We waited a few more minutes and tried again. Nothing. We waited a few more minutes (because Gene takes a 15 minute break at 2:30) and called the Daddy. Then we called a tow truck. Then we called the Daddy back.
We looked at shoes and at every toy and were just starting on the bedding section when to tow truck fella called me back. Bless his heart.
Gene arrived not long after the sweet tow fella and they hauled home my ride, and six of my little wet ducks. Ava, Lora and I finished our inventory of Target's stock, found out they have nice smelling restrooms, and ate at their cafe.
My knight in shining armor rode back on his gray steed (formerly know as "The Thing") and fetched us home.

Now, were all home safe and sound. Papa was close enough to come check on the Home Alone-ers before he had to be elsewhere. (Contented sigh).

Elijah just commented that we haven't done any school today. (Thanks Watson).
I think going to Hobby Lobby, playing on a playground, learning about what to do when your ride goes kaput, and becoming overly familer with Target's layout is a great school day. Plus, I got a big soft pretzel - how can a day be bad when it ends with a big soft pretzel?
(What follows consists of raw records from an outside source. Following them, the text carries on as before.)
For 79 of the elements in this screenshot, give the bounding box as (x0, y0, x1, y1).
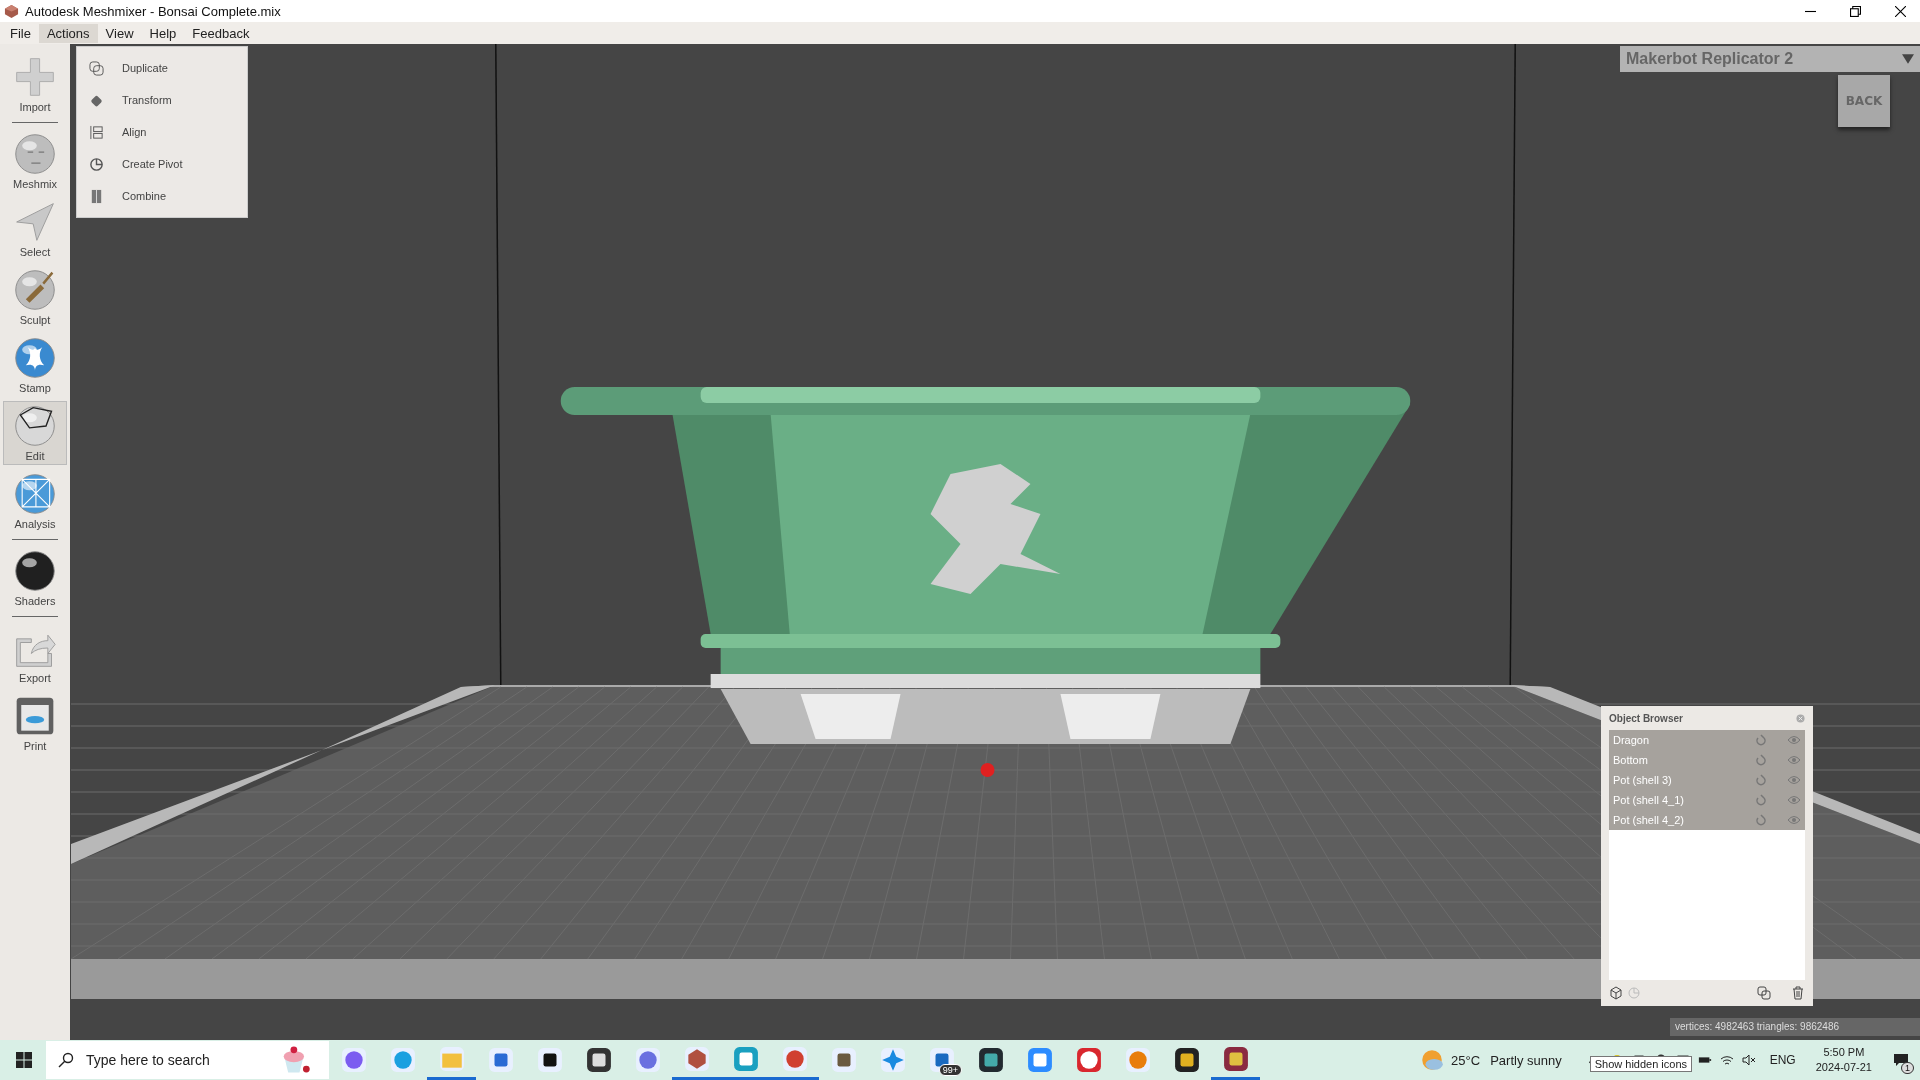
tool-button[interactable]: Shaders (3, 546, 67, 610)
tool-button[interactable]: Print (3, 691, 67, 755)
tool-button[interactable]: Select (3, 197, 67, 261)
panel-title: Object Browser (1609, 712, 1683, 724)
chat-bubble-icon (1893, 1053, 1909, 1067)
wifi-icon[interactable] (1719, 1054, 1734, 1066)
duplicate-icon[interactable] (1757, 986, 1771, 1000)
app-icon (683, 1045, 710, 1072)
app-icon (1173, 1047, 1200, 1073)
menu-item[interactable]: File (2, 23, 39, 43)
action-icon (89, 188, 104, 204)
app-icon (438, 1045, 465, 1072)
tool-icon (13, 404, 57, 448)
tool-button[interactable]: Meshmix (3, 129, 67, 193)
tool-button[interactable]: Edit (3, 401, 67, 465)
app-icon (487, 1047, 514, 1073)
tool-button[interactable]: Stamp (3, 333, 67, 397)
action-icon (89, 156, 104, 172)
window-title: Autodesk Meshmixer - Bonsai Complete.mix (25, 3, 281, 19)
tool-button[interactable]: Analysis (3, 469, 67, 533)
language-indicator[interactable]: ENG (1769, 1053, 1796, 1067)
menu-item[interactable]: Actions (38, 23, 98, 43)
temperature-text: 25°C (1451, 1052, 1481, 1068)
tool-icon (13, 472, 57, 516)
app-icon (1222, 1045, 1249, 1072)
app-icon (634, 1047, 661, 1073)
cube-icon[interactable] (1609, 986, 1623, 1000)
windows-start-icon[interactable] (16, 1052, 32, 1068)
tool-icon (13, 549, 57, 593)
dropdown-caret-icon (1902, 54, 1914, 64)
app-icon (1075, 1047, 1102, 1073)
search-input[interactable]: Type here to search (84, 1051, 268, 1069)
search-field[interactable]: Type here to search (46, 1041, 329, 1079)
app-icon (830, 1047, 857, 1073)
menu-item[interactable]: Align (77, 116, 247, 148)
menu-item[interactable]: Feedback (184, 23, 258, 43)
clock[interactable]: 5:50 PM 2024-07-21 (1809, 1045, 1878, 1075)
restore-icon[interactable] (1850, 5, 1861, 17)
action-icon (89, 124, 104, 140)
mesh-statistics: vertices: 4982463 triangles: 9862486 (1670, 1018, 1920, 1036)
app-logo-icon (4, 3, 19, 19)
weather-condition-text: Partly sunny (1490, 1052, 1562, 1068)
trash-icon[interactable] (1791, 986, 1805, 1000)
menu-item[interactable]: View (97, 23, 142, 43)
notification-button[interactable]: 1 (1886, 1042, 1916, 1078)
tool-icon (13, 132, 57, 176)
tool-button[interactable]: Sculpt (3, 265, 67, 329)
tool-icon (13, 200, 57, 244)
app-icon (1124, 1047, 1151, 1073)
tooltip: Show hidden icons (1589, 1056, 1693, 1072)
close-icon[interactable] (1895, 5, 1906, 17)
menu-item[interactable]: Duplicate (77, 52, 247, 84)
app-icon (781, 1045, 808, 1072)
app-icon (389, 1047, 416, 1073)
app-icon (585, 1047, 612, 1073)
count-badge: 99+ (938, 1064, 962, 1076)
pivot-point-icon (980, 763, 995, 777)
tool-icon (13, 55, 57, 99)
taskbar-button[interactable]: 99+ (917, 1040, 966, 1080)
app-icon (536, 1047, 563, 1073)
app-icon (1026, 1047, 1053, 1073)
app-icon (879, 1047, 906, 1073)
tool-button[interactable]: Import (3, 52, 67, 116)
battery-icon[interactable] (1697, 1054, 1712, 1066)
tool-button[interactable]: Export (3, 623, 67, 687)
tool-icon (13, 336, 57, 380)
action-icon (89, 60, 104, 76)
app-icon (732, 1045, 759, 1072)
menu-item[interactable]: Help (141, 23, 185, 43)
app-icon (340, 1047, 367, 1073)
speaker-muted-icon[interactable] (1741, 1054, 1756, 1066)
tool-icon (13, 268, 57, 312)
weather-icon (1419, 1047, 1446, 1073)
menu-item[interactable]: Transform (77, 84, 247, 116)
search-icon (58, 1052, 74, 1068)
menu-item[interactable]: Combine (77, 180, 247, 212)
app-icon (977, 1047, 1004, 1073)
count-badge: 1 (1901, 1062, 1914, 1074)
menu-item[interactable]: Create Pivot (77, 148, 247, 180)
God really is looking after us. We could have kaputted anywhere else. But He guided us to a place of shelter and safety (and soft pretzels).
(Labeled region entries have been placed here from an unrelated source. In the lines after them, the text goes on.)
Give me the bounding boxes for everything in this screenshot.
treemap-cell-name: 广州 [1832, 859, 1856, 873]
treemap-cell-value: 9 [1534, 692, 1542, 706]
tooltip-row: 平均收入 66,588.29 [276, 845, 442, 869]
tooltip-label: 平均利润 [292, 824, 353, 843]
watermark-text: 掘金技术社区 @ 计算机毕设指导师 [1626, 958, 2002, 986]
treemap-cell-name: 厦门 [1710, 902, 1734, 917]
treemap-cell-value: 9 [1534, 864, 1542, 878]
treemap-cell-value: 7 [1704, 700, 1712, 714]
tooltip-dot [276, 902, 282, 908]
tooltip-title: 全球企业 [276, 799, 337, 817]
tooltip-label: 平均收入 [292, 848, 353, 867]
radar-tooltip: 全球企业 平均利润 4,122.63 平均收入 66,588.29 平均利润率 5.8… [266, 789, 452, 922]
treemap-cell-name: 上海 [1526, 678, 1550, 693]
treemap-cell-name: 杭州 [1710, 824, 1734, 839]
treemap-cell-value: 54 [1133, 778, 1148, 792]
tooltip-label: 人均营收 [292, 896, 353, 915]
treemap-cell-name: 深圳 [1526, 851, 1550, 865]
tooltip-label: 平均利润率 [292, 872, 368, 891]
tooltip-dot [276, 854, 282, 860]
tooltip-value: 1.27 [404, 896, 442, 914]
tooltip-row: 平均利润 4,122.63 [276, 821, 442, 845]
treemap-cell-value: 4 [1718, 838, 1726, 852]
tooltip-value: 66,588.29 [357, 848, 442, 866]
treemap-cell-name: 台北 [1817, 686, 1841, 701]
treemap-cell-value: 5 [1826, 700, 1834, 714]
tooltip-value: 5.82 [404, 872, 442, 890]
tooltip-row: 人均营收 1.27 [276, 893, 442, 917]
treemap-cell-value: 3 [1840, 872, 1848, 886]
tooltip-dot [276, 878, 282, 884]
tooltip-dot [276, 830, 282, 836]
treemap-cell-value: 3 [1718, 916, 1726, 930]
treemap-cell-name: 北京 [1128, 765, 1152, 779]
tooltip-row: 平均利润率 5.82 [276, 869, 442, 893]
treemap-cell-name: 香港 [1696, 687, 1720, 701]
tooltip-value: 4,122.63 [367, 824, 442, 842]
Because you have made the Lord your dwelling place -
   the Most High, who is my refuge _
no evil shall be allowed to befall you,
no plague come near your tent.
(or van).
For he will command his angels concerning you
to guard you in all your ways.

On their hands they will bear you up,
lest you strike your foot against a stone.
~Psalm 91:9-12~
 
 

Friday, January 11, 2013

Heigh Ho, Heigh Ho

It's back to "normal" we go.

We'll refrain from chasing that "normal" rabbit.
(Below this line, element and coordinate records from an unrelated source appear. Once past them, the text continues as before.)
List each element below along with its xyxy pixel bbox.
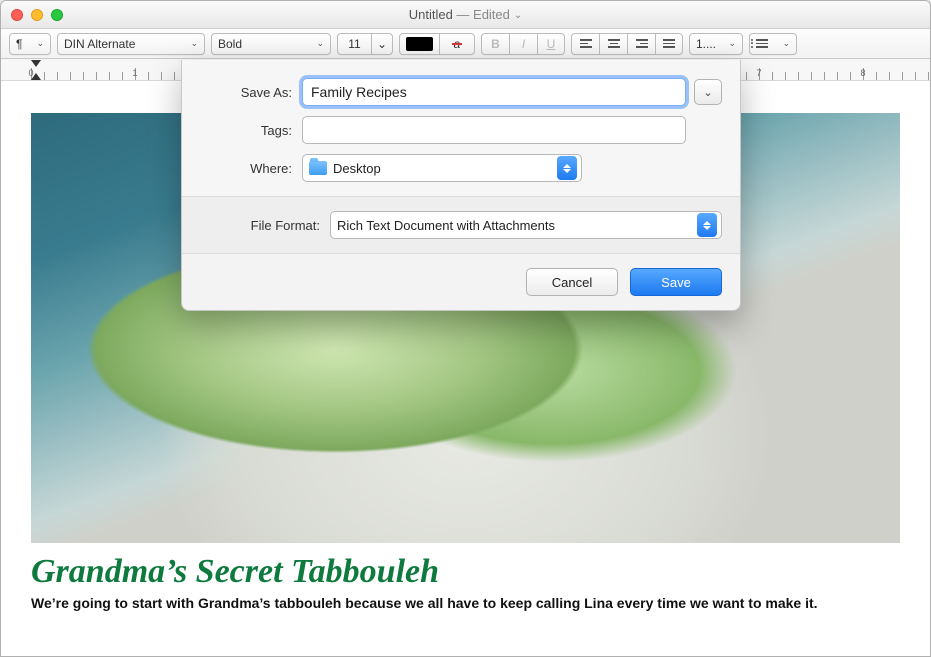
- cancel-button[interactable]: Cancel: [526, 268, 618, 296]
- save-as-label: Save As:: [200, 85, 292, 100]
- document-heading[interactable]: Grandma’s Secret Tabbouleh: [31, 553, 900, 591]
- folder-icon: [309, 161, 327, 175]
- chevron-down-icon: ⌄: [316, 38, 324, 49]
- align-justify-icon: [663, 39, 675, 48]
- paragraph-symbol: ¶: [16, 37, 22, 51]
- save-as-input[interactable]: [302, 78, 686, 106]
- chevron-down-icon: ⌄: [377, 37, 387, 51]
- file-format-label: File Format:: [200, 218, 320, 233]
- line-spacing-select[interactable]: 1.... ⌄: [689, 33, 743, 55]
- strike-sample-icon: a: [454, 37, 461, 51]
- italic-button[interactable]: I: [509, 33, 537, 55]
- tags-input[interactable]: [302, 116, 686, 144]
- color-group: a: [399, 33, 475, 55]
- font-weight-select[interactable]: Bold ⌄: [211, 33, 331, 55]
- font-size-field[interactable]: 11: [337, 33, 371, 55]
- titlebar: Untitled — Edited ⌄: [1, 1, 930, 29]
- font-size-stepper[interactable]: ⌄: [371, 33, 393, 55]
- first-line-indent-marker[interactable]: [31, 60, 41, 67]
- title-dropdown-icon: ⌄: [514, 10, 522, 21]
- ruler-number: 8: [860, 68, 865, 78]
- align-left-icon: [580, 39, 592, 48]
- underline-button[interactable]: U: [537, 33, 565, 55]
- font-size-group: 11 ⌄: [337, 33, 393, 55]
- where-label: Where:: [200, 161, 292, 176]
- document-body-text[interactable]: We’re going to start with Grandma’s tabb…: [31, 595, 900, 611]
- underline-label: U: [547, 37, 556, 51]
- save-button-label: Save: [661, 275, 691, 290]
- list-icon: [756, 39, 768, 48]
- ruler-number: 7: [756, 68, 761, 78]
- format-toolbar: ¶ ⌄ DIN Alternate ⌄ Bold ⌄ 11 ⌄ a: [1, 29, 930, 59]
- chevron-down-icon: ⌄: [728, 38, 736, 49]
- ruler-number: 1: [132, 68, 137, 78]
- document-edited-suffix: — Edited: [453, 7, 510, 22]
- where-value: Desktop: [333, 161, 381, 176]
- font-family-select[interactable]: DIN Alternate ⌄: [57, 33, 205, 55]
- highlight-color-button[interactable]: a: [439, 33, 475, 55]
- align-right-button[interactable]: [627, 33, 655, 55]
- text-color-button[interactable]: [399, 33, 439, 55]
- align-center-button[interactable]: [599, 33, 627, 55]
- popup-arrows-icon: [697, 213, 717, 237]
- align-justify-button[interactable]: [655, 33, 683, 55]
- where-select[interactable]: Desktop: [302, 154, 582, 182]
- font-size-value: 11: [348, 37, 360, 51]
- list-style-select[interactable]: ⌄: [749, 33, 797, 55]
- paragraph-style-select[interactable]: ¶ ⌄: [9, 33, 51, 55]
- chevron-down-icon: ⌄: [190, 38, 198, 49]
- line-spacing-value: 1....: [696, 37, 716, 51]
- popup-arrows-icon: [557, 156, 577, 180]
- align-left-button[interactable]: [571, 33, 599, 55]
- chevron-down-icon: ⌄: [36, 38, 44, 49]
- tags-label: Tags:: [200, 123, 292, 138]
- italic-label: I: [522, 37, 525, 51]
- style-group: B I U: [481, 33, 565, 55]
- color-swatch-icon: [406, 37, 433, 51]
- expand-dialog-button[interactable]: ⌄: [694, 79, 722, 105]
- align-center-icon: [608, 39, 620, 48]
- align-right-icon: [636, 39, 648, 48]
- document-title-text: Untitled: [409, 7, 453, 22]
- left-indent-marker[interactable]: [31, 73, 41, 80]
- cancel-button-label: Cancel: [552, 275, 592, 290]
- font-weight-value: Bold: [218, 37, 242, 51]
- window-title[interactable]: Untitled — Edited ⌄: [1, 7, 930, 22]
- save-button[interactable]: Save: [630, 268, 722, 296]
- bold-button[interactable]: B: [481, 33, 509, 55]
- bold-label: B: [491, 37, 500, 51]
- save-dialog: Save As: ⌄ Tags: Where: Desktop File Fo: [181, 60, 741, 311]
- chevron-down-icon: ⌄: [782, 38, 790, 49]
- chevron-down-icon: ⌄: [703, 86, 712, 99]
- textedit-window: Untitled — Edited ⌄ ¶ ⌄ DIN Alternate ⌄ B…: [0, 0, 931, 657]
- alignment-group: [571, 33, 683, 55]
- file-format-select[interactable]: Rich Text Document with Attachments: [330, 211, 722, 239]
- font-family-value: DIN Alternate: [64, 37, 135, 51]
- file-format-value: Rich Text Document with Attachments: [337, 218, 555, 233]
Did I tell you Happy New Year?
HAPPY NEW YEAR!

We spent New Years Eve with all the little people (and the not so little people too) eating vegies and junk, drinking Shirley Temples, playing board games, and trying to stay awake until the big ball drops in NYC. Then the next day we slept late and stayed in our PJs.

Then I was mildly sick (again) for a few days. (By the way - I sleep for like 18 hours on one dose of Night Time formula cold medicine - everyone tried to stay quiet, but I'm not sure I would have heard them anyway. And 18 hours of sleep made me a much more pleasant person.)

My little Wednesday night class started back. We talk a lot about missionaries. This week our missionary family went snow skiing - so we did too!
That's my Jacob on the water skis - and its totally okay, four year olds
couldn't tell the difference between snow skis and water skis.
They also thought making a snowman later with the "snow" I brought from home was great.


And one of them had a birthday so we learned to sing Happy Birthday in French ('cause we were "in" Montreal, Canada).

We also learned a few Bible verses and talked about Jesus going to church (Temple) with His family.
And I must say that I have the GREATEST group of 4 year olds ever! (most weeks)

Friday afternoon the little girls and I went to the local Habitat for Humanity Thrift Store to look for them some "new" shoes (they have a VERY hard time keeping up with shoes - I'm SURE they have more shoes than anybody else in the house). Lora was wearing two that were similar but not a match (at least she had a left and a right).

While were were there we found Lora two pairs of shoes and some other treasures (of course). We got a princess jump rope, and two big pickle jars full of wooded beads - WOOHOO! Plus some cheap shoe strings to string the beads.
So while the big kids went with the Daddy to the nursing home the littles and I tried out this new, super fun, crafty, educational, really cheap, colorful, quiet time activity.
Cute kids being good.

Fun Fun!

What have we learned this week:
*Mama may need to take LOTS more vitamin C.
*Mama has never come out of the Habitat store empty handed. (But she often donates so its even).
*Leaves have many shapes. (We are studying Botany this year).
*Change is good. (more on the later - when, maybe, I'll know what I'm talking about - and still think it's good).